ServGate, Inc. today added content filtering to its EdgeForce multi-function network security devices, a move that helps small and medium businesses get more security functionality from a single device.
Content filtering lets businesses block certain Web sites, filter out spyware and monitor employee Internet usage.
ServGate developed a modular security platform by joining forces with industry leaders such as Network Associates, Inc., for antivirus and antispam software and now Cheshire, UK-based SurfControl plc for content filtering. Customers
choose the features they want to use and pay for each separately. Content filtering costs $895 for up to 100 users; $2,295 for 250 to 1,000 users.

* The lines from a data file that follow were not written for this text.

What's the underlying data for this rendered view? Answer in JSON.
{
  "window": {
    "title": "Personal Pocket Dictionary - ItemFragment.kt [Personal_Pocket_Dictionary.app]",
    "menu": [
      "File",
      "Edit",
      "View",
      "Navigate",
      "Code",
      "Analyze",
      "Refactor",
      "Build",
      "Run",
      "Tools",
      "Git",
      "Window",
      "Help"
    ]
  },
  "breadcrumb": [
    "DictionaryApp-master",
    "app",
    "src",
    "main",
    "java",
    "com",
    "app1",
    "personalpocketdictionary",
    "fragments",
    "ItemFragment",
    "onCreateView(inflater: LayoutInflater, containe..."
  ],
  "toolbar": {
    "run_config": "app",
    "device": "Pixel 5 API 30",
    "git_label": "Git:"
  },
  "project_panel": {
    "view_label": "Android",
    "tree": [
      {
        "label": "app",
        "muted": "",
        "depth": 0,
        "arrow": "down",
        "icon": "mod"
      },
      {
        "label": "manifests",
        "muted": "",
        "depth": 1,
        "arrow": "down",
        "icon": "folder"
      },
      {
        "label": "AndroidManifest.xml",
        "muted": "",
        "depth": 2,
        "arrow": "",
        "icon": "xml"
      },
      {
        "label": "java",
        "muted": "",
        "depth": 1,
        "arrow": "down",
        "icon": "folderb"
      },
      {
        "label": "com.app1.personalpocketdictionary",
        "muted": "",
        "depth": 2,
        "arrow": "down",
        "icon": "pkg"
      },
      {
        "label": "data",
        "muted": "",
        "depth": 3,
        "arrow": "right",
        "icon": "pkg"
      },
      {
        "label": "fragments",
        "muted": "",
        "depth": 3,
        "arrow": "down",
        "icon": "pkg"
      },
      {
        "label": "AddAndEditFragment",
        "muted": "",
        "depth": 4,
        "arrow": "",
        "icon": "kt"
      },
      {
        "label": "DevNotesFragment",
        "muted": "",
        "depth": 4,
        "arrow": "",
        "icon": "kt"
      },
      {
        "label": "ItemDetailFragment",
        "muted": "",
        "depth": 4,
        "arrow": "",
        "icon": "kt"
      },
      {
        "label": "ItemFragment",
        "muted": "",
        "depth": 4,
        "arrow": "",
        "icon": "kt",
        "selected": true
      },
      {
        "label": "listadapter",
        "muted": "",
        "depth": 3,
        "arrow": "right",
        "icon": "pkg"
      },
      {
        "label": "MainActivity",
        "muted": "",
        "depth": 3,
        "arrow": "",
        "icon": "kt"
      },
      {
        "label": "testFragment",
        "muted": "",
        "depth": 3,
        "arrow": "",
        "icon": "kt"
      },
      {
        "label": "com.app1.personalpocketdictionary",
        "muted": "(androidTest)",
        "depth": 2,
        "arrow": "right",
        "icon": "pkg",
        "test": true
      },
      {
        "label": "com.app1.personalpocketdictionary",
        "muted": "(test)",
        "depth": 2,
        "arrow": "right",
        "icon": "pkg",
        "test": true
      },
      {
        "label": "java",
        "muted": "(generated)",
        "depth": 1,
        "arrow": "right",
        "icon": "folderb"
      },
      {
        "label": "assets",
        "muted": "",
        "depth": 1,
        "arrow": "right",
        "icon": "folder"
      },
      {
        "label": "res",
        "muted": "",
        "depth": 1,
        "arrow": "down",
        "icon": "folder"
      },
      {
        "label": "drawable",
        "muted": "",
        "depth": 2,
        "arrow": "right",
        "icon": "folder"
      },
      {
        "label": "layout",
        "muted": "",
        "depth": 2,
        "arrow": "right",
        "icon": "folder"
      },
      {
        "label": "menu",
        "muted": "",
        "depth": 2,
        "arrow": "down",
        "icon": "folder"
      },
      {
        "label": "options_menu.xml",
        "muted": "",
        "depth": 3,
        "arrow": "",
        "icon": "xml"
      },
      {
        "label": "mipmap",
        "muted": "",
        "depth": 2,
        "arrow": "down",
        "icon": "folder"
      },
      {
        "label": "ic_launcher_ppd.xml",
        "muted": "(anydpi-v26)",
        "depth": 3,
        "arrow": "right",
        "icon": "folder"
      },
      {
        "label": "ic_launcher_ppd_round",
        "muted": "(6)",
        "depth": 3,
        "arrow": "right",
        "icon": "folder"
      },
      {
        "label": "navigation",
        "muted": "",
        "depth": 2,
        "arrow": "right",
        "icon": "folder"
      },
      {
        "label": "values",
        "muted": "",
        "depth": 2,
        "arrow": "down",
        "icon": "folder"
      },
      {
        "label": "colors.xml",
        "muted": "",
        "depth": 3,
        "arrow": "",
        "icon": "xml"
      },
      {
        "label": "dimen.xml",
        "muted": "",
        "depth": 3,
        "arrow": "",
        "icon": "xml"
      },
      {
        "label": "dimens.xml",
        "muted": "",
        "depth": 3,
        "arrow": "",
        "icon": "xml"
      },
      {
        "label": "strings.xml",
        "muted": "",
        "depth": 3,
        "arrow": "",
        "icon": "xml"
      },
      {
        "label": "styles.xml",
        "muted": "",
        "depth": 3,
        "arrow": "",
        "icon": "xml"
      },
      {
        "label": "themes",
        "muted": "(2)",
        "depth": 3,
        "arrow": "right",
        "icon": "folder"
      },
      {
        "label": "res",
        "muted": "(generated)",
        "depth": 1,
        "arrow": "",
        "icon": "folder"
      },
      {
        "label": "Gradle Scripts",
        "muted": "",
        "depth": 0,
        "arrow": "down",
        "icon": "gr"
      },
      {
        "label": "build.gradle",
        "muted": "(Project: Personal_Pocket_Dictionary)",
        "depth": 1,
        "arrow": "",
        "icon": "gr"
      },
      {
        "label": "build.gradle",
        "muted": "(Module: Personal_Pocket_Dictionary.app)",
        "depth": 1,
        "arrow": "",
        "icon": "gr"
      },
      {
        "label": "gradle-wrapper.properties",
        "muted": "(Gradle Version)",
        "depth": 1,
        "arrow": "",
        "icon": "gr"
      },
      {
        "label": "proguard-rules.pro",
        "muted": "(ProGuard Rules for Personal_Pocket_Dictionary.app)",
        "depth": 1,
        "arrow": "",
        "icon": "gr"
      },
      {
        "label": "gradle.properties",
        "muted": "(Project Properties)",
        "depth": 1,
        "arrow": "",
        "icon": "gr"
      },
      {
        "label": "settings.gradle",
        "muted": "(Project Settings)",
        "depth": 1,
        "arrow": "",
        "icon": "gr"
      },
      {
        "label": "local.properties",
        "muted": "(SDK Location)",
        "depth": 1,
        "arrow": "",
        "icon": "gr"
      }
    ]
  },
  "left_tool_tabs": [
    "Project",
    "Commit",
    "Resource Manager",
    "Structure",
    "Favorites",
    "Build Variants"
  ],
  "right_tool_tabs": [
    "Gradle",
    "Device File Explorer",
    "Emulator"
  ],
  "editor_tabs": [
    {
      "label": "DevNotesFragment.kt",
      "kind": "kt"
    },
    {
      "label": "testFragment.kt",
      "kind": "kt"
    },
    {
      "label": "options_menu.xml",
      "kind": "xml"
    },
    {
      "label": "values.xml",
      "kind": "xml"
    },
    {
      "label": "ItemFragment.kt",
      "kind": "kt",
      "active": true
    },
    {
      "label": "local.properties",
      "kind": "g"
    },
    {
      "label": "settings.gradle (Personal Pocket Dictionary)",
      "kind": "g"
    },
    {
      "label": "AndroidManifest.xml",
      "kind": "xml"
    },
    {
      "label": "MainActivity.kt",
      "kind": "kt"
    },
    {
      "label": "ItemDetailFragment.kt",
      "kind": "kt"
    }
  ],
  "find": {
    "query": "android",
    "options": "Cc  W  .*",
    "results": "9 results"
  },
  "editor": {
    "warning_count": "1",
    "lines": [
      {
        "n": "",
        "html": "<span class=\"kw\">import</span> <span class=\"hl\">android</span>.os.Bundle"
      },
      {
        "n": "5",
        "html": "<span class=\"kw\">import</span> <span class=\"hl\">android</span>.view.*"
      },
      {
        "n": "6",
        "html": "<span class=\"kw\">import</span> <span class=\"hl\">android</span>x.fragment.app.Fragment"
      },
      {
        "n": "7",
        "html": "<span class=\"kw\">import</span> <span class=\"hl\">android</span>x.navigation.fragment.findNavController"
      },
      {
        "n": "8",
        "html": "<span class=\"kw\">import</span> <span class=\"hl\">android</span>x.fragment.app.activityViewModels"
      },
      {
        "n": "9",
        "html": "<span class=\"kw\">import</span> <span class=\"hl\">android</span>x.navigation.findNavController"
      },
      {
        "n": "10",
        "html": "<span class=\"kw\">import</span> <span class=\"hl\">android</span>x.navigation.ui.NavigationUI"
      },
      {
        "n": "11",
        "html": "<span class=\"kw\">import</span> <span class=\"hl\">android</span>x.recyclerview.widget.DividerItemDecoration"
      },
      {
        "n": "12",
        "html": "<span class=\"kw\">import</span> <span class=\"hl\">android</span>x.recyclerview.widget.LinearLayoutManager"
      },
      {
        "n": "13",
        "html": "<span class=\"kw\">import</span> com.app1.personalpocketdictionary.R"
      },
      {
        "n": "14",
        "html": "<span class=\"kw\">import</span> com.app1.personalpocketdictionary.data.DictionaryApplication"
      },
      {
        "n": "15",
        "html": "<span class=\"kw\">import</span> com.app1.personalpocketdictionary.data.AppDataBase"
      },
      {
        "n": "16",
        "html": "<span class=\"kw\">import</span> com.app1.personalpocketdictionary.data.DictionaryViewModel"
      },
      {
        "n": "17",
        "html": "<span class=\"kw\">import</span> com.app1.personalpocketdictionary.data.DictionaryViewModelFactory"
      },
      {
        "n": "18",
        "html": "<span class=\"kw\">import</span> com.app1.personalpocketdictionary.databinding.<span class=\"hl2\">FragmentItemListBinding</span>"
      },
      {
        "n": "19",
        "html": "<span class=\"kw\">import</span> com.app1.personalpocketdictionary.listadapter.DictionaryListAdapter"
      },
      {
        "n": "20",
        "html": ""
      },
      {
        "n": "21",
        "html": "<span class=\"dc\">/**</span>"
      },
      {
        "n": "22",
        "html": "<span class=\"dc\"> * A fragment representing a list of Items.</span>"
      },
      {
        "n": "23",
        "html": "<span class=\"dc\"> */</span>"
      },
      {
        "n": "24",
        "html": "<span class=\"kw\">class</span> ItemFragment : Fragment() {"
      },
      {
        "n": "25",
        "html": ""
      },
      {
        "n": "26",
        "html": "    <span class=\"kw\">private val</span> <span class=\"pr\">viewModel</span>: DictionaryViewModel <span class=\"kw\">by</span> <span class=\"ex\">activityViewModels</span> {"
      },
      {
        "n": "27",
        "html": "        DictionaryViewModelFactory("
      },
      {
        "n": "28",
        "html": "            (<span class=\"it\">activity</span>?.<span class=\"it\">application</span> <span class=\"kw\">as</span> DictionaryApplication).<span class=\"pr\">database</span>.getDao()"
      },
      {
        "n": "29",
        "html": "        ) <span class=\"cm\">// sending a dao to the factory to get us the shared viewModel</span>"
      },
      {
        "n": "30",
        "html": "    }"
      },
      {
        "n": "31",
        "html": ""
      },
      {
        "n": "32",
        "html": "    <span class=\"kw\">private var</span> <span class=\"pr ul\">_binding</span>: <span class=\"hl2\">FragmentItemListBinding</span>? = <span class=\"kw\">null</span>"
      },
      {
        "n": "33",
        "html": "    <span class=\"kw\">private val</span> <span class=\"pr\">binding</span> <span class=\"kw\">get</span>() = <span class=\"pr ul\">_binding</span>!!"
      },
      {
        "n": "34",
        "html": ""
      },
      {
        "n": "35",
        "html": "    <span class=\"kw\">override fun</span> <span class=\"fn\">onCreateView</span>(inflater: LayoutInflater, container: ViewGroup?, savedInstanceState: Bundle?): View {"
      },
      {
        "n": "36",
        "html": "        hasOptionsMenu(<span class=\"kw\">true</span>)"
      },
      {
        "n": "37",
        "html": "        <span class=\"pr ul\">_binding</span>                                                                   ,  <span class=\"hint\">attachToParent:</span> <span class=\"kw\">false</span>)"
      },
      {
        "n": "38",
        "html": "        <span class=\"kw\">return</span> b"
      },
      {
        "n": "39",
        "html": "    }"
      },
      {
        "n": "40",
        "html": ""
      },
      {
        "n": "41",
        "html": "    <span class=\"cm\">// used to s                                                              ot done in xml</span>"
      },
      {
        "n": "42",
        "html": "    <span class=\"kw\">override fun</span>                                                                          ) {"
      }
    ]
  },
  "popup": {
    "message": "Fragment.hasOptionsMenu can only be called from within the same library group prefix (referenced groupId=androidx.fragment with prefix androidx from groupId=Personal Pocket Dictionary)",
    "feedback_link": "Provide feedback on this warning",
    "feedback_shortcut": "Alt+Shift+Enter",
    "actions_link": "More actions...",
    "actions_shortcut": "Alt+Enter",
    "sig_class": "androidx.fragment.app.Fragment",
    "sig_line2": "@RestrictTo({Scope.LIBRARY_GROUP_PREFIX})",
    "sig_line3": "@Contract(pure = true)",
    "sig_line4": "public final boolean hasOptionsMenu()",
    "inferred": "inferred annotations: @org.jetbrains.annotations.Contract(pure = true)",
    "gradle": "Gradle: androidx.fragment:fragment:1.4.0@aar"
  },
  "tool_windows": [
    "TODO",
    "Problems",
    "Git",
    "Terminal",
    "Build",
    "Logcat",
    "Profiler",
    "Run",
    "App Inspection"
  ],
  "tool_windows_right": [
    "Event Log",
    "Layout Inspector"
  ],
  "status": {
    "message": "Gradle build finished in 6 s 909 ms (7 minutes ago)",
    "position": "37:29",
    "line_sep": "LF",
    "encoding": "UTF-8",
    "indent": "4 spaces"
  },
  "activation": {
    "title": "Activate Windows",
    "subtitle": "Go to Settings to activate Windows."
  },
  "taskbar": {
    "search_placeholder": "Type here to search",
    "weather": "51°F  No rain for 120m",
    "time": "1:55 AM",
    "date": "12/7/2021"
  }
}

ServGate's security platform now includes a fire wall, spam filtering, antivirus scanning, virtual private network, Web caching, content filtering and other functions.
The market for such content filtering products has grown in recent years. According to 2003 report from International Data Corp., content filtering today is a $480 million market. The research firm expects it to grow to $893 million by 2007.
SurfControl also provides it technology to 13 other vendors including Nokia, IBM, Novell Inc. and Radware Inc.
"Content filtering is a hot area right now," said Jim Hurley, vice president of research at the Boston-based Aberdeen Group.
One of the latest reasons network administrators are behind the adoption of content filtering is the increasing prevalence of spyware.
That was one of the reasons that Henninger Media Services, an Arlington, Va.-based video post production company decided to test the content filtering application. PC's at the 100-person firm became so congested with spyware they were unusable, said Robert McNeal, the company's network administrator.
It's a complaint that ServGate is hearing from more and more of its customers, said Dario Zamarian, vice president of corporate products and strategy at ServGate, Milpitas, Calif.
Companies are also increasingly concerned with employees viewing pornography at work, setting up the potential for workplace harassment, Hurley said.
Employees at Henninger have also been found viewing pornography at work, McNeal said. With ServGate, he said he can simply block inappropriate sites.
Like many small businesses, Henninger has a small IT staff. McNeal and one other person run the entire shop. In that environment, McNeal said a single appliance is helpful because it does not take a lot of man power to mange.
However, the product -- and even content filtering itself -- is not without its quirks.
Hurly said that most content filtering programs still churn out false positives, blocking sites that should not be blocked and allowing in content that should be blocked. He recommends that businesses use the software to block individual sites rather than entire categories.
McNeal said that he has been a bit frustrated by the lack of choice of anti-virus software. ServGate has partners with Network Associates' McAfee for its virus screening feature. McNeal said the he prefers Symantec's service. About once a month, he said, a virus gets past the ServGate box only to be caught by a user's desktop Symantec software.
"It's annoying when I get that call that they [users] have an anti virus error message. That should not happen," he said.
Nonetheless, overall McNeal said that the multifunction approach of ServGate's product has been a help in his tightly staffed IT shop.
"It has definitely been a huge benefit," he said.